San Fransisco-based Brightmark and Georgia’s Macon-Bibb County and the Macon-Bibb Industrial Authority have terminated their plans to build a $680 million plastics recycling facility.

"Macon-Bibb County, the Macon-Bibb County Industrial Authority and Brightmark have mutually agreed to end discussions around building a plastic recycling plant in Macon. We have no further comment at this time,” a spokesperson for the company tells Recycling Today. 

The mayor’s office and the Macon-Bibb County Industrial Authority have not responded to Recycling Today’s request for comments.

In June of last year, Brightmark announced its plans to build a 5.3 million-square-foot site that would use the company’s proprietary plastics renewal process, a form of chemical recycling using pyrolysis, to recycle Nos. 1-7 plastics, including flexible packing and plastic film, expanded polystyrene, plastic beverage cups, car seats and children’s toys, that have reached the end of their useful lives. Brightmark planned to convert this material into fuels, wax and the building blocks for new plastics using technology developed by RES Polyflow, formerly of Chagrin, Ohio. Brightmark acquired in RES Polyflow and its chemical recycling technology for mixed plastics in late 2018.

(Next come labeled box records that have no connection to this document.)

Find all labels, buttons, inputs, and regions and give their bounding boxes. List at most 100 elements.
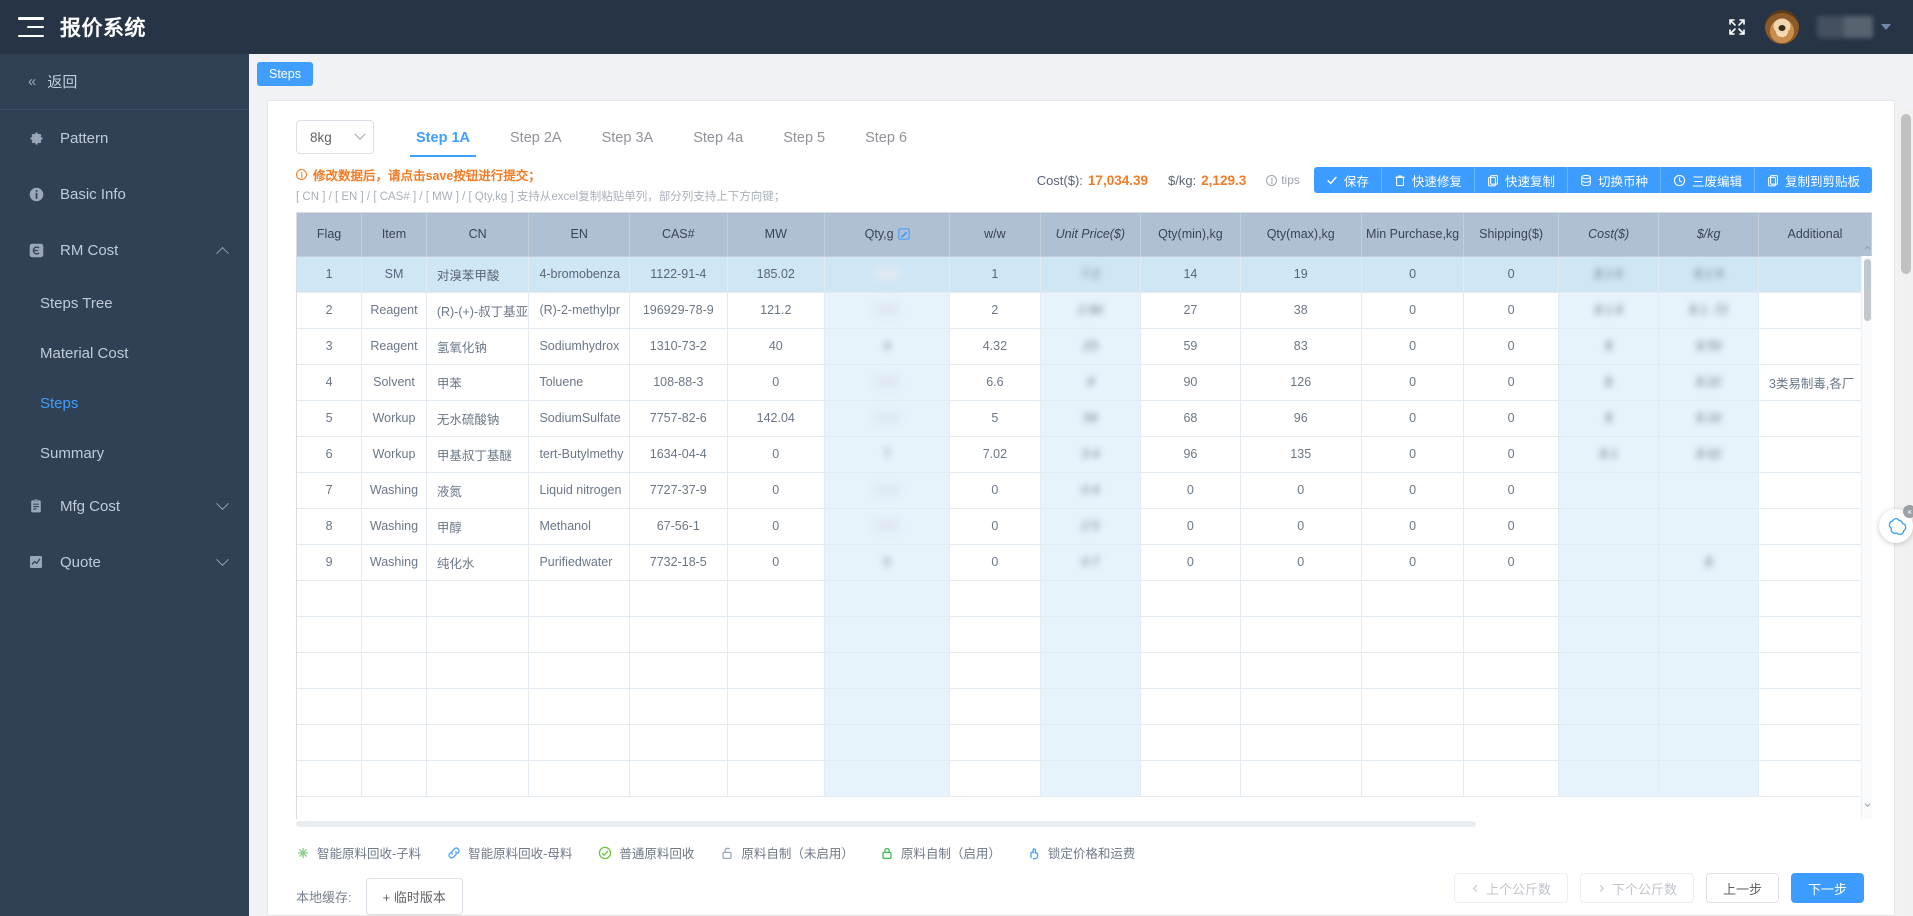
table-header-cell[interactable]: w/w bbox=[949, 213, 1041, 257]
table-row[interactable]: 9 Washing 纯化水 Purifiedwater 7732-18-5 0 0 0 0 70… bbox=[297, 544, 1872, 581]
sidebar-item-steps-tree[interactable]: Steps Tree bbox=[0, 278, 249, 328]
table-empty-cell[interactable] bbox=[1658, 616, 1759, 653]
table-cell-cn[interactable]: 甲醇 bbox=[426, 508, 530, 545]
table-empty-cell[interactable] bbox=[1558, 652, 1660, 689]
scrollbar-thumb[interactable] bbox=[1864, 259, 1871, 321]
table-cell-ww[interactable]: 5 bbox=[949, 400, 1041, 437]
table-cell-cn[interactable]: 甲苯 bbox=[426, 364, 530, 401]
table-empty-cell[interactable] bbox=[1463, 688, 1559, 725]
table-cell-item[interactable]: Workup bbox=[361, 436, 427, 473]
table-empty-cell[interactable] bbox=[1558, 760, 1660, 797]
table-cell-unit_price[interactable]: 23 bbox=[1040, 328, 1142, 365]
table-cell-unit_price[interactable]: 4 bbox=[1040, 364, 1142, 401]
table-empty-cell[interactable] bbox=[1140, 580, 1241, 617]
table-empty-cell[interactable] bbox=[1558, 688, 1660, 725]
table-empty-cell[interactable] bbox=[1140, 616, 1241, 653]
table-empty-row[interactable] bbox=[297, 616, 1872, 653]
switch-currency-button[interactable]: 切换币种 bbox=[1567, 167, 1661, 193]
table-cell-min_purchase[interactable]: 0 bbox=[1361, 292, 1465, 329]
add-temp-version-button[interactable]: + 临时版本 bbox=[365, 878, 463, 915]
table-cell-qty_g[interactable] bbox=[824, 256, 951, 293]
table-header-cell[interactable]: Cost($) bbox=[1558, 213, 1660, 257]
table-empty-cell[interactable] bbox=[1658, 688, 1759, 725]
table-empty-cell[interactable] bbox=[629, 688, 728, 725]
table-cell-mw[interactable]: 0 bbox=[727, 544, 826, 581]
table-cell-cas[interactable]: 7757-82-6 bbox=[629, 400, 728, 437]
table-cell-additional[interactable] bbox=[1758, 400, 1872, 437]
table-cell-additional[interactable] bbox=[1758, 292, 1872, 329]
table-empty-cell[interactable] bbox=[1558, 616, 1660, 653]
table-cell-flag[interactable]: 8 bbox=[297, 508, 363, 545]
table-header-cell[interactable]: Min Purchase,kg bbox=[1361, 213, 1465, 257]
table-cell-flag[interactable]: 4 bbox=[297, 364, 363, 401]
table-cell-per_kg[interactable]: $ 1 9 bbox=[1658, 256, 1759, 293]
tab-step-6[interactable]: Step 6 bbox=[845, 130, 927, 157]
table-cell-cost[interactable]: $ bbox=[1558, 400, 1660, 437]
table-cell-per_kg[interactable]: $ 02 bbox=[1658, 436, 1759, 473]
table-empty-cell[interactable] bbox=[629, 616, 728, 653]
table-cell-en[interactable]: Methanol bbox=[528, 508, 631, 545]
table-cell-cn[interactable]: 对溴苯甲酸 bbox=[426, 256, 530, 293]
table-cell-shipping[interactable]: 0 bbox=[1463, 256, 1559, 293]
nav-button-0[interactable]: 上个公斤数 bbox=[1453, 873, 1568, 903]
table-cell-flag[interactable]: 2 bbox=[297, 292, 363, 329]
tab-step-4a[interactable]: Step 4a bbox=[673, 130, 763, 157]
table-empty-cell[interactable] bbox=[528, 688, 631, 725]
table-cell-mw[interactable]: 185.02 bbox=[727, 256, 826, 293]
table-cell-additional[interactable] bbox=[1758, 472, 1872, 509]
table-cell-cost[interactable] bbox=[1558, 508, 1660, 545]
quick-fix-button[interactable]: 快速修复 bbox=[1381, 167, 1475, 193]
table-row[interactable]: 6 Workup 甲基叔丁基醚 tert-Butylmethy 1634-04-4 0 7 7… bbox=[297, 436, 1872, 473]
table-empty-cell[interactable] bbox=[1240, 580, 1362, 617]
table-empty-cell[interactable] bbox=[1463, 580, 1559, 617]
table-empty-cell[interactable] bbox=[1658, 580, 1759, 617]
sidebar-item-pattern[interactable]: Pattern bbox=[0, 110, 249, 166]
table-cell-cas[interactable]: 1634-04-4 bbox=[629, 436, 728, 473]
table-cell-qty_max[interactable]: 0 bbox=[1240, 472, 1362, 509]
table-header-cell[interactable]: MW bbox=[727, 213, 826, 257]
table-cell-shipping[interactable]: 0 bbox=[1463, 400, 1559, 437]
quick-copy-button[interactable]: 快速复制 bbox=[1474, 167, 1568, 193]
table-empty-cell[interactable] bbox=[949, 760, 1041, 797]
table-header-cell[interactable]: CAS# bbox=[629, 213, 728, 257]
table-empty-cell[interactable] bbox=[949, 580, 1041, 617]
table-empty-cell[interactable] bbox=[629, 652, 728, 689]
tab-steps[interactable]: Steps bbox=[257, 62, 313, 86]
scrollbar-thumb[interactable] bbox=[1901, 114, 1911, 274]
table-cell-item[interactable]: Washing bbox=[361, 508, 427, 545]
table-empty-cell[interactable] bbox=[1758, 652, 1872, 689]
table-cell-qty_g[interactable]: 4 bbox=[824, 328, 951, 365]
sidebar-item-material-cost[interactable]: Material Cost bbox=[0, 328, 249, 378]
table-cell-ww[interactable]: 0 bbox=[949, 472, 1041, 509]
table-cell-qty_min[interactable]: 14 bbox=[1140, 256, 1241, 293]
table-empty-cell[interactable] bbox=[528, 616, 631, 653]
table-cell-qty_min[interactable]: 59 bbox=[1140, 328, 1241, 365]
close-icon[interactable]: × bbox=[1903, 505, 1913, 518]
table-header-cell[interactable]: Item bbox=[361, 213, 427, 257]
tab-step-3a[interactable]: Step 3A bbox=[582, 130, 674, 157]
table-cell-cn[interactable]: 液氮 bbox=[426, 472, 530, 509]
table-cell-shipping[interactable]: 0 bbox=[1463, 328, 1559, 365]
sidebar-item-rm-cost[interactable]: RM Cost bbox=[0, 222, 249, 278]
table-empty-cell[interactable] bbox=[629, 724, 728, 761]
footer-tool-1[interactable]: 智能原料回收-母料 bbox=[447, 843, 572, 862]
table-cell-unit_price[interactable]: 0 4 bbox=[1040, 472, 1142, 509]
table-empty-cell[interactable] bbox=[727, 616, 826, 653]
table-cell-item[interactable]: Workup bbox=[361, 400, 427, 437]
table-empty-cell[interactable] bbox=[1240, 724, 1362, 761]
table-cell-shipping[interactable]: 0 bbox=[1463, 292, 1559, 329]
table-empty-cell[interactable] bbox=[361, 580, 427, 617]
table-cell-cas[interactable]: 108-88-3 bbox=[629, 364, 728, 401]
table-cell-cas[interactable]: 1310-73-2 bbox=[629, 328, 728, 365]
table-cell-mw[interactable]: 40 bbox=[727, 328, 826, 365]
table-cell-ww[interactable]: 2 bbox=[949, 292, 1041, 329]
table-vertical-scrollbar[interactable] bbox=[1861, 246, 1872, 819]
username-label[interactable] bbox=[1817, 16, 1873, 38]
table-empty-cell[interactable] bbox=[1758, 760, 1872, 797]
avatar[interactable] bbox=[1765, 10, 1799, 44]
table-cell-min_purchase[interactable]: 0 bbox=[1361, 508, 1465, 545]
table-cell-qty_g[interactable] bbox=[824, 364, 951, 401]
table-cell-per_kg[interactable]: $ 59 bbox=[1658, 328, 1759, 365]
table-empty-cell[interactable] bbox=[297, 616, 363, 653]
table-empty-cell[interactable] bbox=[297, 580, 363, 617]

Brightmark has a plant in Ashley, Indiana, that it says will divert 100,000 tons of plastic from landfills, waterways and incinerators annually, converting it into 18 million gallons of ultra-low sulfur renewable diesel fuel and naphtha blend stocks and 6 million gallons of wax. The company invested $260 million in the Ashley facility, which it broke ground on in 2019 and is still not fully operational.

Reuters reports that Brightmark missed a deadline to deliver "end product" to customers from its Ashley plant, which was a condition of its contract with the Macon-Bibb County Industrial Authority.

According to The Macon Newsroom, which says it acquired the termination contract through an open records request, “In late December, Brightmark admitted to the authority it failed to meet the deadline to prove its facility in the upper Midwest was able to deliver the recycled end-product to another user, which was a condition of the sale.”

Macon-Bibb County Industrial Authority had considered issuing $500 million in revenue bonds for Brightmark to start this project in 2023. 

However, The Macon Newsroom reports that environmental groups began lobbying against the plant last fall, with some representatives who attended the virtual bond hearing in November raising concerns about potential detrimental impacts of the plant.

Earlier this year, Lester Miller, mayor of the Macon-Bibb County consolidated government, withdrew his support for the project. According to a report from WMAZ-TV, Macon, Georgia, Miller wrote a letter to the chairman of the Macon-Bibb County Industrial Authority Jan. 7 saying he “cannot ignore the long-term safety concerns of this unproven process that have been raised in the last several weeks.”